Learn more: The Big List of 40+ Tools to Set, Track, and Conquer Your Goals
12. Tracy Young: How vulnerability makes you a better leader
In this TED Talk, Tracy Young shares how her inability to be her full self stunted her own personal growth, as well as the growth of her company. She openly shares her experiences as a woman CEO and how she felt pressure to hide her womanhood. Young even recounts how she had a miscarriage at the office and simply went back to work right after, pretending that nothing happened, because she didn’t want to be seen as weak or vulnerable.
Then, Young explains how when she dared to be her full self and asked her team for help, it changed everything. The entire team pulled together and they were able to increase their revenue growth and get them from a startup to a medium-sized business. And it also changed the culture of the company for the better.
13. Leticia Gasca: Don’t fail fast—fail mindfully
“In premodern Italy, failed business owners with outstanding debts were taken totally naked to the public square, where they had to bang their butts against a special stone while a crowd jeered at them.” This is the visual Leticia Gasca gives at the beginning of her TED Talk. She uses it to explain that excessive punishment for failures stifles innovation and business creation.
Gasca is the co-founder of the movement Fuckup Nights and the Executive Director of Failure Institute. Her premise is that the business mantra should change from “fail fast” to “fail mindfully.”
She explains that:
- You shouldn’t be ashamed of your failures. Failure is essential to growth.
- You should be aware of the impact and consequences of the failure of your business. Remember you have employees that are now out of a job, and suppliers and investors who may have been depending on you.
- You should learn from your failures.
- You should know that you are responsible for sharing these lessons with the world.

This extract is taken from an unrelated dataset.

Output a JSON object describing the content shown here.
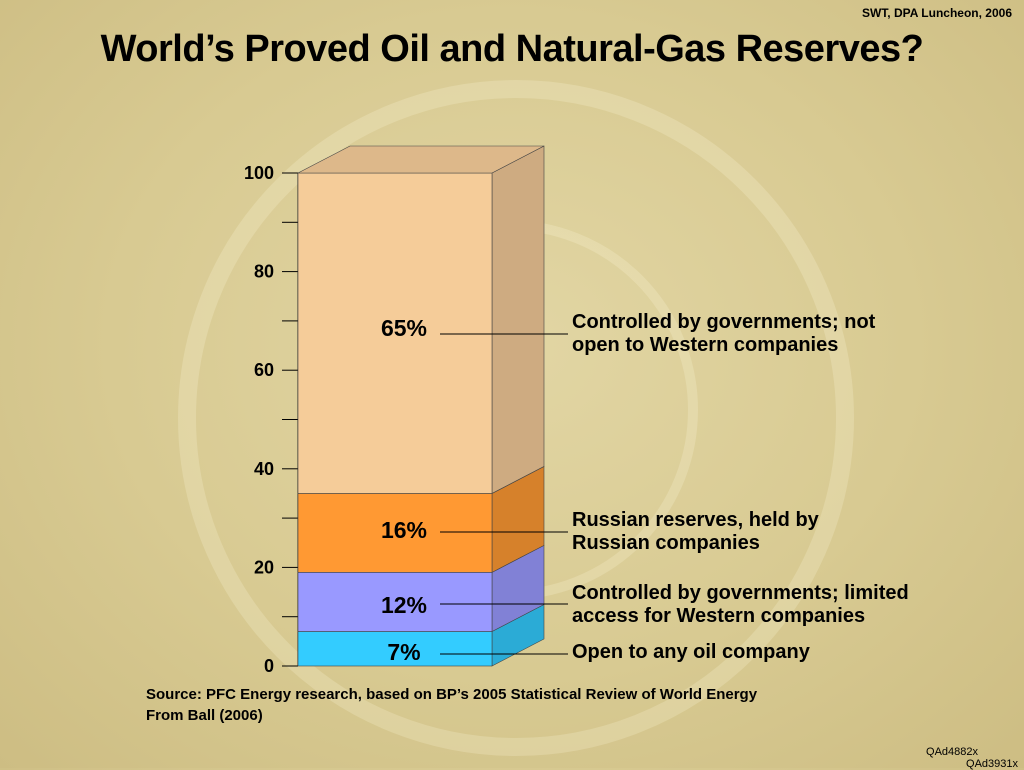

14. Sangu Delle: There’s no shame in taking care of your mental health
Sangu Delle is an entrepreneur and clean water activist from Ghana. The message of his TED Talk is simple: take care of your mental health. Delle talks through his journey of dealing with his own bias that men shouldn’t worry about their mental health. He discusses how he learned to deal with anxiety in a world that doesn’t value emotions.